Disisi lain, jika kau sudah memantapkan hati dan sudah siap dengan segala resiko, maka bukalah pintu itu dan masuk.

Dibalik pintu itu adalah sebuah galeri berukuran besar. Galeri yang menampakan berbagai macam lukisan. Lukisan-lukisan itu akan menggambarkan makhluk-makluk yang tidak biasa. Sebagian diantaranya cantik dan rupawan sedangkan sebagian lain mengerikan dan buruk rupa.

Dipojok galeri itu, akan terdapat sesosok (menyerupai) manusia yang tengah melukis.
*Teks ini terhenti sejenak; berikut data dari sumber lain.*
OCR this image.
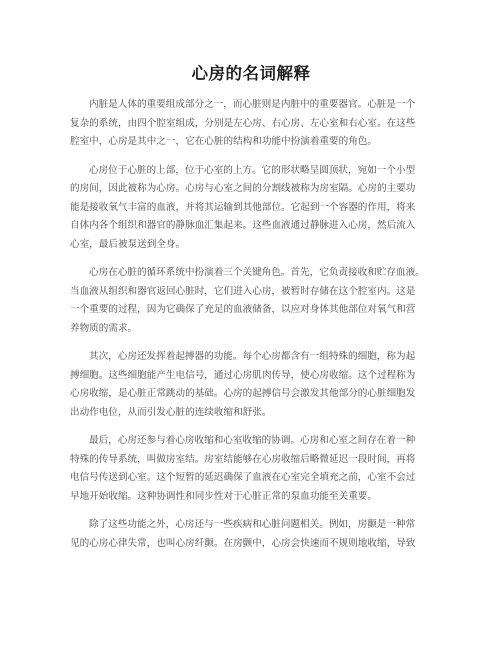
心房的名词解释
内脏是人体的重要组成部分之一，而心脏则是内脏中的重要器官。心脏是一个
复杂的系统，由四个腔室组成，分别是左心房、右心房、左心室和右心室。在这些
腔室中，心房是其中之一，它在心脏的结构和功能中扮演着重要的角色。
心房位于心脏的上部，位于心室的上方。它的形状略呈圆顶状，宛如一个小型
的房间，因此被称为心房。心房与心室之间的分割线被称为房室隔。心房的主要功
能是接收氧气丰富的血液，并将其运输到其他部位。它起到一个容器的作用，将来
自体内各个组织和器官的静脉血汇集起来。这些血液通过静脉进入心房，然后流入
心室，最后被泵送到全身。
心房在心脏的循环系统中扮演着三个关键角色。首先，它负责接收和贮存血液。
当血液从组织和器官返回心脏时，它们进入心房，被暂时存储在这个腔室内。这是
一个重要的过程，因为它确保了充足的血液储备，以应对身体其他部位对氧气和营
养物质的需求。
其次，心房还发挥着起搏器的功能。每个心房都含有一组特殊的细胞，称为起
搏细胞。这些细胞能产生电信号，通过心房肌肉传导，使心房收缩。这个过程称为
心房收缩，是心脏正常跳动的基础。心房的起搏信号会激发其他部分的心脏细胞发
出动作电位，从而引发心脏的连续收缩和舒张。
最后，心房还参与着心房收缩和心室收缩的协调。心房和心室之间存在着一种
特殊的传导系统，叫做房室结。房室结能够在心房收缩后略微延迟一段时间，再将
电信号传送到心室。这个短暂的延迟确保了血液在心室完全填充之前，心室不会过
早地开始收缩。这种协调性和同步性对于心脏正常的泵血功能至关重要。
除了这些功能之外，心房还与一些疾病和心脏问题相关。例如，房颤是一种常
见的心房心律失常，也叫心房纤颤。在房颤中，心房会快速而不规则地收缩，导致
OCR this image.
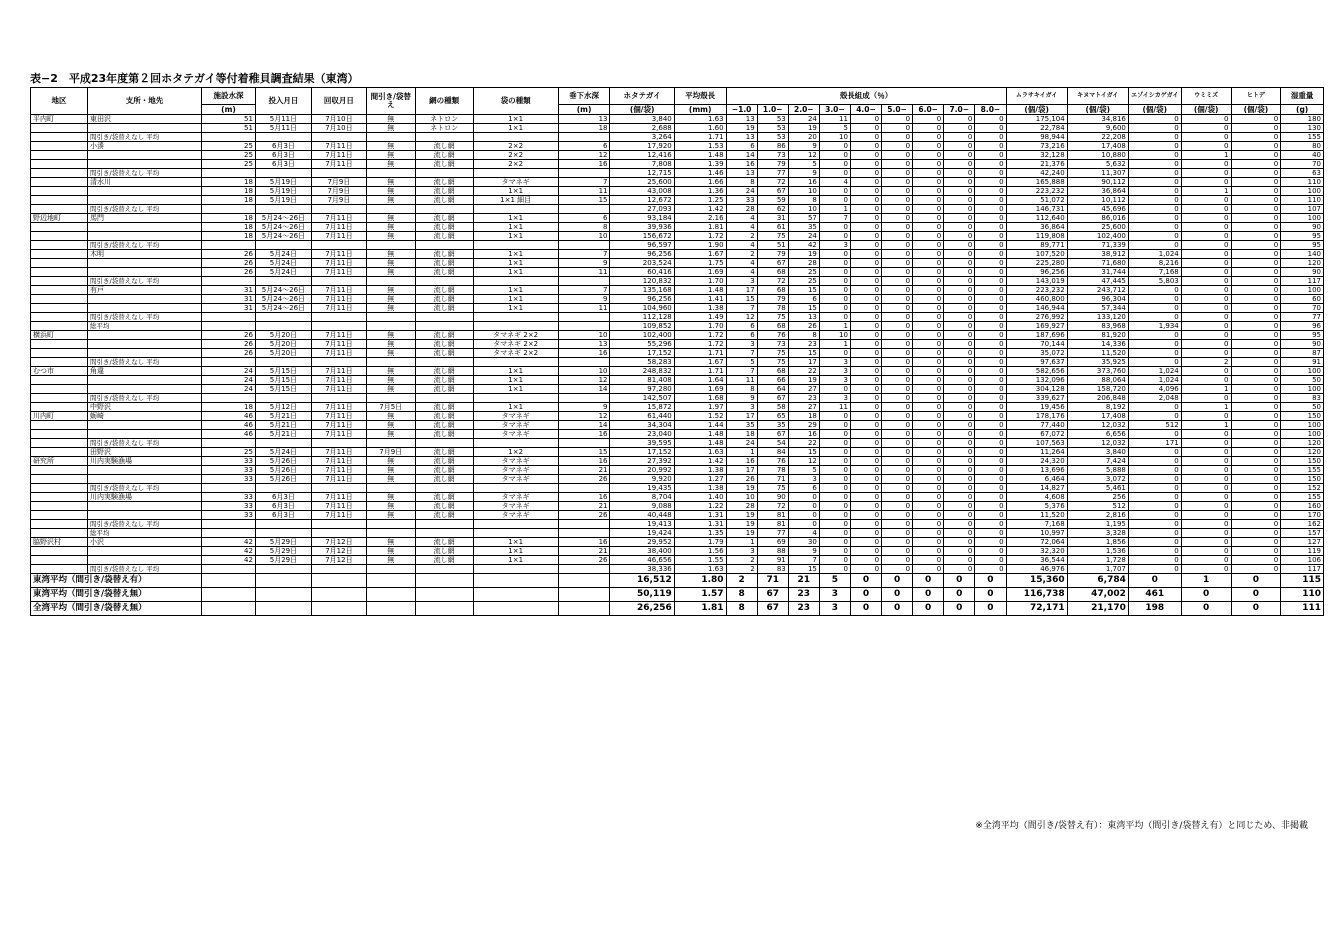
表−2　平成23年度第２回ホタテガイ等付着稚貝調査結果（東湾）
地区	支所・地先	施設水深	投入月日	回収月日	間引き/袋替え	網の種類	袋の種類	垂下水深	ホタテガイ	平均殻長	殻長組成（％）									ムラサキイガイ	キヌマトイガイ	エゾイシカゲガイ	ウミミズ	ヒトデ	湿重量
		(m)						(m)	(個/袋)	(mm)	−1.0	1.0−	2.0−	3.0−	4.0−	5.0−	6.0−	7.0−	8.0−	(個/袋)	(個/袋)	(個/袋)	(個/袋)	(個/袋)	(g)
平内町	東田沢	51	5月11日	7月10日	無	ネトロン	1×1	13	3,840	1.63	13	53	24	11	0	0	0	0	0	175,104	34,816	0	0	0	180
		51	5月11日	7月10日	無	ネトロン	1×1	18	2,688	1.60	19	53	19	5	0	0	0	0	0	22,784	9,600	0	0	0	130
	間引き/袋替えなし 平均								3,264	1.71	13	53	20	10	0	0	0	0	0	98,944	22,208	0	0	0	155
	小湊	25	6月3日	7月11日	無	流し網	2×2	6	17,920	1.53	6	86	9	0	0	0	0	0	0	73,216	17,408	0	0	0	80
		25	6月3日	7月11日	無	流し網	2×2	12	12,416	1.48	14	73	12	0	0	0	0	0	0	32,128	10,880	0	1	0	40
		25	6月3日	7月11日	無	流し網	2×2	16	7,808	1.39	16	79	5	0	0	0	0	0	0	21,376	5,632	0	0	0	70
	間引き/袋替えなし 平均								12,715	1.46	13	77	9	0	0	0	0	0	0	42,240	11,307	0	0	0	63
	清水川	18	5月19日	7月9日	無	流し網	タマネギ	7	25,600	1.66	8	72	16	4	0	0	0	0	0	165,888	90,112	0	0	0	110
		18	5月19日	7月9日	無	流し網	1×1	11	43,008	1.36	24	67	10	0	0	0	0	0	0	223,232	36,864	0	1	0	100
		18	5月19日	7月9日	無	流し網	1×1 細目	15	12,672	1.25	33	59	8	0	0	0	0	0	0	51,072	10,112	0	0	0	110
	間引き/袋替えなし 平均								27,093	1.42	28	62	10	1	0	0	0	0	0	146,731	45,696	0	0	0	107
野辺地町	馬門	18	5月24〜26日	7月11日	無	流し網	1×1	6	93,184	2.16	4	31	57	7	0	0	0	0	0	112,640	86,016	0	0	0	100
		18	5月24〜26日	7月11日	無	流し網	1×1	8	39,936	1.81	4	61	35	0	0	0	0	0	0	36,864	25,600	0	0	0	90
		18	5月24〜26日	7月11日	無	流し網	1×1	10	156,672	1.72	2	75	24	0	0	0	0	0	0	119,808	102,400	0	0	0	95
	間引き/袋替えなし 平均								96,597	1.90	4	51	42	3	0	0	0	0	0	89,771	71,339	0	0	0	95
	木明	26	5月24日	7月11日	無	流し網	1×1	7	96,256	1.67	2	79	19	0	0	0	0	0	0	107,520	38,912	1,024	0	0	140
		26	5月24日	7月11日	無	流し網	1×1	9	203,524	1.75	4	67	28	0	0	0	0	0	0	225,280	71,680	8,216	0	0	120
		26	5月24日	7月11日	無	流し網	1×1	11	60,416	1.69	4	68	25	0	0	0	0	0	0	96,256	31,744	7,168	0	0	90
	間引き/袋替えなし 平均								120,832	1.70	3	72	25	0	0	0	0	0	0	143,019	47,445	5,803	0	0	117
	有戸	31	5月24〜26日	7月11日	無	流し網	1×1	7	135,168	1.48	17	68	15	0	0	0	0	0	0	223,232	243,712	0	0	0	100
		31	5月24〜26日	7月11日	無	流し網	1×1	9	96,256	1.41	15	79	6	0	0	0	0	0	0	460,800	96,304	0	0	0	60
		31	5月24〜26日	7月11日	無	流し網	1×1	11	104,960	1.38	7	78	15	0	0	0	0	0	0	146,944	57,344	0	0	0	70
	間引き/袋替えなし 平均								112,128	1.49	12	75	13	0	0	0	0	0	0	276,992	133,120	0	0	0	77
	総平均								109,852	1.70	6	68	26	1	0	0	0	0	0	169,927	83,968	1,934	0	0	96
横浜町		26	5月20日	7月11日	無	流し網	タマネギ 2×2	10	102,400	1.72	6	76	8	10	0	0	0	0	0	187,696	81,920	0	0	0	95
		26	5月20日	7月11日	無	流し網	タマネギ 2×2	13	55,296	1.72	3	73	23	1	0	0	0	0	0	70,144	14,336	0	0	0	90
		26	5月20日	7月11日	無	流し網	タマネギ 2×2	16	17,152	1.71	7	75	15	0	0	0	0	0	0	35,072	11,520	0	0	0	87
	間引き/袋替えなし 平均								58,283	1.67	5	75	17	3	0	0	0	0	0	97,637	35,925	0	2	0	91
むつ市	角違	24	5月15日	7月11日	無	流し網	1×1	10	248,832	1.71	7	68	22	3	0	0	0	0	0	582,656	373,760	1,024	0	0	100
		24	5月15日	7月11日	無	流し網	1×1	12	81,408	1.64	11	66	19	3	0	0	0	0	0	132,096	88,064	1,024	0	0	50
		24	5月15日	7月11日	無	流し網	1×1	14	97,280	1.69	8	64	27	0	0	0	0	0	0	304,128	158,720	4,096	1	0	100
	間引き/袋替えなし 平均								142,507	1.68	9	67	23	3	0	0	0	0	0	339,627	206,848	2,048	0	0	83
	中野沢	18	5月12日	7月11日	7月5日	流し網	1×1	9	15,872	1.97	3	58	27	11	0	0	0	0	0	19,456	8,192	0	1	0	50
川内町	蛎崎	46	5月21日	7月11日	無	流し網	タマネギ	12	61,440	1.52	17	65	18	0	0	0	0	0	0	178,176	17,408	0	0	0	150
		46	5月21日	7月11日	無	流し網	タマネギ	14	34,304	1.44	35	35	29	0	0	0	0	0	0	77,440	12,032	512	1	0	100
		46	5月21日	7月11日	無	流し網	タマネギ	16	23,040	1.48	18	67	16	0	0	0	0	0	0	67,072	6,656	0	0	0	100
	間引き/袋替えなし 平均								39,595	1.48	24	54	22	0	0	0	0	0	0	107,563	12,032	171	0	0	120
	田野沢	25	5月24日	7月11日	7月9日	流し網	1×2	15	17,152	1.63	1	84	15	0	0	0	0	0	0	11,264	3,840	0	0	0	120
研究所	川内実験漁場	33	5月26日	7月11日	無	流し網	タマネギ	16	27,392	1.42	16	76	12	0	0	0	0	0	0	24,320	7,424	0	0	0	150
		33	5月26日	7月11日	無	流し網	タマネギ	21	20,992	1.38	17	78	5	0	0	0	0	0	0	13,696	5,888	0	0	0	155
		33	5月26日	7月11日	無	流し網	タマネギ	26	9,920	1.27	26	71	3	0	0	0	0	0	0	6,464	3,072	0	0	0	150
	間引き/袋替えなし 平均								19,435	1.38	19	75	6	0	0	0	0	0	0	14,827	5,461	0	0	0	152
	川内実験漁場	33	6月3日	7月11日	無	流し網	タマネギ	16	8,704	1.40	10	90	0	0	0	0	0	0	0	4,608	256	0	0	0	155
		33	6月3日	7月11日	無	流し網	タマネギ	21	9,088	1.22	28	72	0	0	0	0	0	0	0	5,376	512	0	0	0	160
		33	6月3日	7月11日	無	流し網	タマネギ	26	40,448	1.31	19	81	0	0	0	0	0	0	0	11,520	2,816	0	0	0	170
	間引き/袋替えなし 平均								19,413	1.31	19	81	0	0	0	0	0	0	0	7,168	1,195	0	0	0	162
	総平均								19,424	1.35	19	77	4	0	0	0	0	0	0	10,997	3,328	0	0	0	157
脇野沢村	小沢	42	5月29日	7月12日	無	流し網	1×1	16	29,952	1.79	1	69	30	0	0	0	0	0	0	72,064	1,856	0	0	0	127
		42	5月29日	7月12日	無	流し網	1×1	21	38,400	1.56	3	88	9	0	0	0	0	0	0	32,320	1,536	0	0	0	119
		42	5月29日	7月12日	無	流し網	1×1	26	46,656	1.55	2	91	7	0	0	0	0	0	0	36,544	1,728	0	0	0	106
	間引き/袋替えなし 平均								38,336	1.63	2	83	15	0	0	0	0	0	0	46,976	1,707	0	0	0	117
東湾平均（間引き/袋替え有）									16,512	1.80	2	71	21	5	0	0	0	0	0	15,360	6,784	0	1	0	115
東湾平均（間引き/袋替え無）									50,119	1.57	8	67	23	3	0	0	0	0	0	116,738	47,002	461	0	0	110
全湾平均（間引き/袋替え無）									26,256	1.81	8	67	23	3	0	0	0	0	0	72,171	21,170	198	0	0	111
※全湾平均（間引き/袋替え有）：東湾平均（間引き/袋替え有）と同じため、非掲載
Dia akan mengenakan sebuah topeng dengan dua ekspresi, Setengah senang dan setengah sedih.

Melihat kedatanganmu, dia kemudian akan menoleh padamu. Kemudian, dia akan berkata : “Duduklah, aku akan menjawab pertanyaanmu.”

Kau mungkin hanya akan melihat satu kursi yang bisa kau duduki. Kursi itu akan ada 1 meter didepan sosok itu dan kanvasnya.

Tidak ada 1 menit kau duduk, kau akan menyadari kalau dia akan terus melukis dan sesekali memperhatikanmu, seolah, dia tengah melukismu. Yap, dia secara sengaja membuatmu menjadi model lukisannya.

Tanyakanlah sebuah pertanyaan padanya. Kau boleh menanyakan apapun, Bahkan pertanyaan-pertanyaan pribadi. Namun ku sarankan untuk bertanya seputar Topik-topik yang bersangkutan dengan The Holders. Mempertimbangkan, kalau informasi akan hal tersebut mungkin dapat membantumu suatu hari nanti.

3 pertanyaan adalah batasmu. Bertanya lebih dari itu, maka akan mendatangkan rasa tidak suka darinya dan mungkin saja kematian untukmu.

Disisi lain, Jika kau memutuskan untuk diam dan tidak bertanya sama sekali, maka dia akan menyebutmu dengan sebutan yang mirip seperti ‘Pendiam/ansos/membosankan’ dan sebagainya. Namun seiring waktu, dia lah yang akan bercerita.

Cerita-cerita darinya adalah sebuah cerita tentang wujud asli Jiwa manusia. Cerita tentang dosa-dosa mereka dan wujud Jiwa mereka yang bermacam-macam jika dilihat dengan sudut pandang tertentu. Rupa Jiwa mereka bisa sangat menawan bisa juga sangat buruk, hal ini seakan menjelaskan tentang lukisan-lukisan yang kau lihat di dinding-dinding galeri ini.

Setelah selesai dengan lukisannya. Dia akan berdiri dan menatapmu. Saat ini, dia akan menjelaskan apa yang barusaja dia lukis. Lukisan itu adalah bentuk sejati dari Jiwamu, Dia kemudian akan menawarkan padamu apakah kau ingin melihatnya.

Rasa penasaran yang kuat akan menghampirimu. Keingin-tahuan akan apakah Jiwamu itu termasuk sosok  ‘Rupawan’ atau ‘Buruk rupa’ akan menimbulkan ketertarikan akan tawarannya. Perasaan tersebut akan sangat susah untuk ditolak, namun kau harus berusaha menolaknya.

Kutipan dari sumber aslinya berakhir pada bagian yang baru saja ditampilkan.